Our previous studies reveal that indolizinoquinolinedione scaffold is a base to develop novel DNA topoisomerase IB (TOP1) catalytic inhibitors. In this work, twenty-three novel indolizinoquinolinedione derivatives were synthesized. TOP1-mediated relaxation, nicking and unwinding assays revealed that three fluorinated derivatives 26, 28 and 29, and one N,N-trans derivative 46 act as TOP1 catalytic inhibitors with higher TOP1 inhibition (++++) than camptothecin (+++) and without TOP1-mediated unwinding effect. MTT assay against five human cancer cell lines indicated that the highest cytotoxicity is 20 for CCRF-CEM cells, 25 for A549 and DU-145 cells, 26 for HCT116 cells, and 33 for Huh7 cells with GI₅₀ values at nanomolar range. The drug-resistant cell assay indicated that compound 26 may mainly act to TOP1 in cells and are less of Pgp substrates. Flow cytometric analysis showed that compounds 26, 28 and 29 can obviously induce apoptosis of HCT116 cells. Moreover, the structure-activity relationship (SAR) of indolizinoquinolinedione derivatives was analyzed.

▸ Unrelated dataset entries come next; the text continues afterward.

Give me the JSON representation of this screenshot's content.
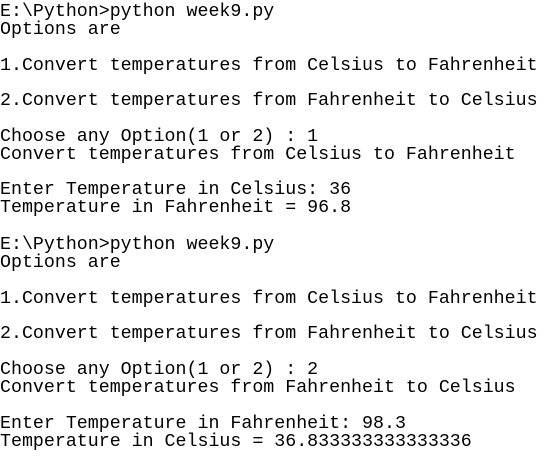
{
  "sessions": [
    {
      "command": "E:\\Python>python week9.py",
      "header": "Options are",
      "options": [
        "1.Convert temperatures from Celsius to Fahrenheit",
        "2.Convert temperatures from Fahrenheit to Celsius"
      ],
      "prompt": "Choose any Option(1 or 2) : 1",
      "selection": "Convert temperatures from Celsius to Fahrenheit",
      "input": "Enter Temperature in Celsius: 36",
      "result": "Temperature in Fahrenheit = 96.8"
    },
    {
      "command": "E:\\Python>python week9.py",
      "header": "Options are",
      "options": [
        "1.Convert temperatures from Celsius to Fahrenheit",
        "2.Convert temperatures from Fahrenheit to Celsius"
      ],
      "prompt": "Choose any Option(1 or 2) : 2",
      "selection": "Convert temperatures from Fahrenheit to Celsius",
      "input": "Enter Temperature in Fahrenheit: 98.3",
      "result": "Temperature in Celsius = 36.833333333333336"
    }
  ]
}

我们以前的研究表明，吲哚izinoquinolinedione支架是开发新型DNA拓扑异构酶IB（TOP1）催化抑制剂的基础。在这项工作中，合成了二十三种新颖的吲哚并喹啉二酮衍生物。TOP1介导的松弛，切口和退绕实验表明，3个氟化衍生物26，28和29，和一个N，N-反式衍生物46充当TOP1催化抑制剂具有较高TOP1抑制（++++）比喜树碱（+++ ），并且没有TOP1介导的放卷效果。针对五种人类癌细胞系的MTT分析表明，CCRF-CEM细胞的最高细胞毒性为20，A549和DU-145细胞的最高细胞毒性为25，HCT116细胞为26，而Huh7细胞为33，GI ₅₀值在纳摩尔范围内。耐药细胞分析表明，化合物26可能主要作用于细胞中的TOP1，并且是较少的Pgp底物。流表明，化合物流式细胞分析26，28和29可以明显地诱导细胞凋亡HCT116细胞的。此外，分析了吲哚izinoquinolinedione衍生物的构效关系（SAR）。